I would like to confirm/correct my understanding about TF execution.
Suppose I need to manage a compute instance in a public cloud.
I have the machine definition in my config file (.tf). I apply it and the machine gets eventually created. While this happens, the same state is recorded in the state file.
After the machine is created, I go to the web console and manually delete the machine.
Now the state file still thinks that the machine is existing and the config file still has the configuration spec of the machine.
If I apply the config file, I see that the machine is created again.
So during plan, what happens is that always what we specify in the config file is compared with the real existing infrastructure and the plan is made. After apply, the created infra is recorded in the state file.
Then what is the use of state file here? It seems that it is not used in the plan stage.
When working with Terraform, consider there are actually 3 states:
The ‘desired state’, as per your terraform module/configuration that you are applying
The ‘current state’ which is the state of the resources as currently in the cloud provider
The ‘last known’ state which is what is recorded in the Terraform state.
Yes, in reality, a plan could be generated as a ‘diff’ between the current state and the desired state but this plan may not be adequate:
Terraform is able to use the stored state to indicate if anything has changed outside of terraform. e.g. if the current state is different from the last stored state.
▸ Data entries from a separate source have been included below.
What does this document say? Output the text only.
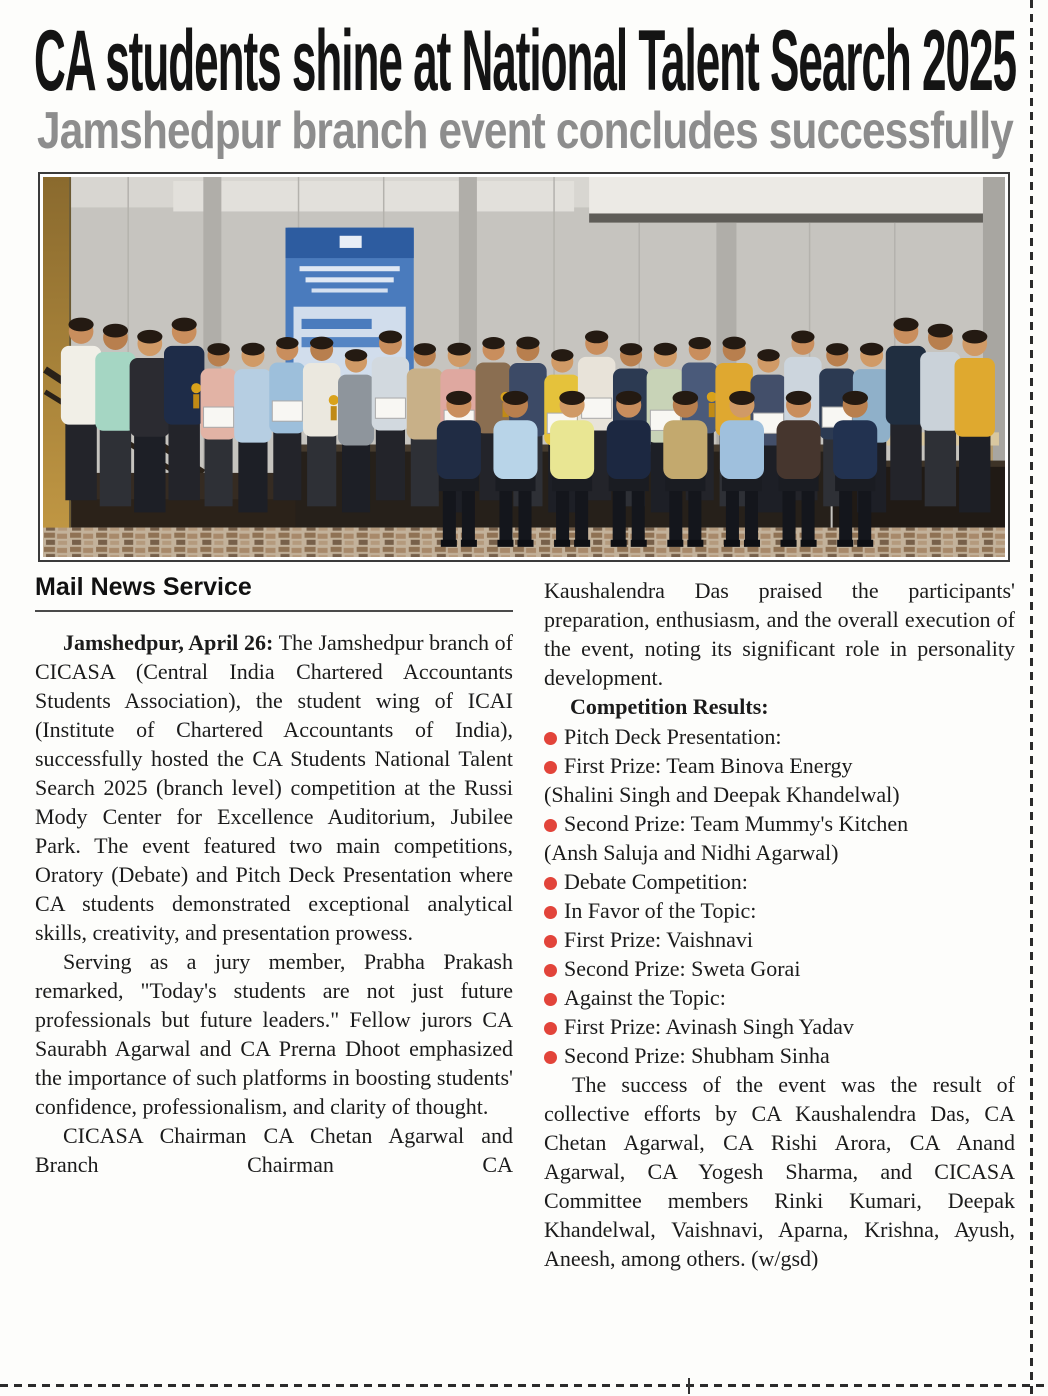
CA students shine at National Talent Search 2025
Jamshedpur branch event concludes successfully
Mail News Service

Jamshedpur, April 26: The Jamshedpur branch of CICASA (Central India Chartered Accountants Students Association), the student wing of ICAI (Institute of Chartered Accountants of India), successfully hosted the CA Students National Talent Search 2025 (branch level) competition at the Russi Mody Center for Excellence Auditorium, Jubilee Park. The event featured two main competitions, Oratory (Debate) and Pitch Deck Presentation where CA students demonstrated exceptional analytical skills, creativity, and presentation prowess.

Serving as a jury member, Prabha Prakash remarked, "Today's students are not just future professionals but future leaders." Fellow jurors CA Saurabh Agarwal and CA Prerna Dhoot emphasized the importance of such platforms in boosting students' confidence, professionalism, and clarity of thought.

CICASA Chairman CA Chetan Agarwal and Branch Chairman CA

Kaushalendra Das praised the participants' preparation, enthusiasm, and the overall execution of the event, noting its significant role in personality development.

Competition Results:

Pitch Deck Presentation:
First Prize: Team Binova Energy
(Shalini Singh and Deepak Khandelwal)
Second Prize: Team Mummy's Kitchen
(Ansh Saluja and Nidhi Agarwal)
Debate Competition:
In Favor of the Topic:
First Prize: Vaishnavi
Second Prize: Sweta Gorai
Against the Topic:
First Prize: Avinash Singh Yadav
Second Prize: Shubham Sinha

The success of the event was the result of collective efforts by CA Kaushalendra Das, CA Chetan Agarwal, CA Rishi Arora, CA Anand Agarwal, CA Yogesh Sharma, and CICASA Committee members Rinki Kumari, Deepak Khandelwal, Vaishnavi, Aparna, Krishna, Ayush, Aneesh, among others. (w/gsd)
This is good for tracking configuration drift and determining if there has been any config changes carried out manually, which is typically not desired when managing resources with Terraform
Additionally the state file records dependencies between resources - which is needed when deleting a resources from the configuration.
Without the stored state, the plan to make the ‘current state’ match the ‘desired state’ would be to remove the resources. But in what order? Terraform does not understand the dependencies of the resources for each provider.
As an example, assume you’re removing a subnet from your VNET config, along with a last, redundant VM that is no longer needed. Without knowing the dependency from a stored state (and it is no longer defined as the resources are not in the terraform config any more) Terraform may instruct the cloud platform to destroy the resources in an order that would cause the platform API to throw an error (for instance, removing a subnet before removing the connections to it from the VM NIC ). Dependency management is even more complex if using multiple providers.
Another benefit as detailed in the docs is that when managing a large infrastructure, you can choose to use only the stored state as the source for the ‘as-is’ and plan directly against that. This can be more performant than having TF provider query every managed resource (Due to the cloud platforms’ API limitations). But in such an instance you should be very sure that unexpected changes to the deployed resources cannot be made ‘outside’ of the terraform workflow.
There’s probably a bunch more but these are the ones that come to mind.
I have worked extensively with ARM templates and BiCep in Azure for IaC (neither of which have a ‘stored state’) and have run into multiple issues where having a ‘stored state’ would have helped.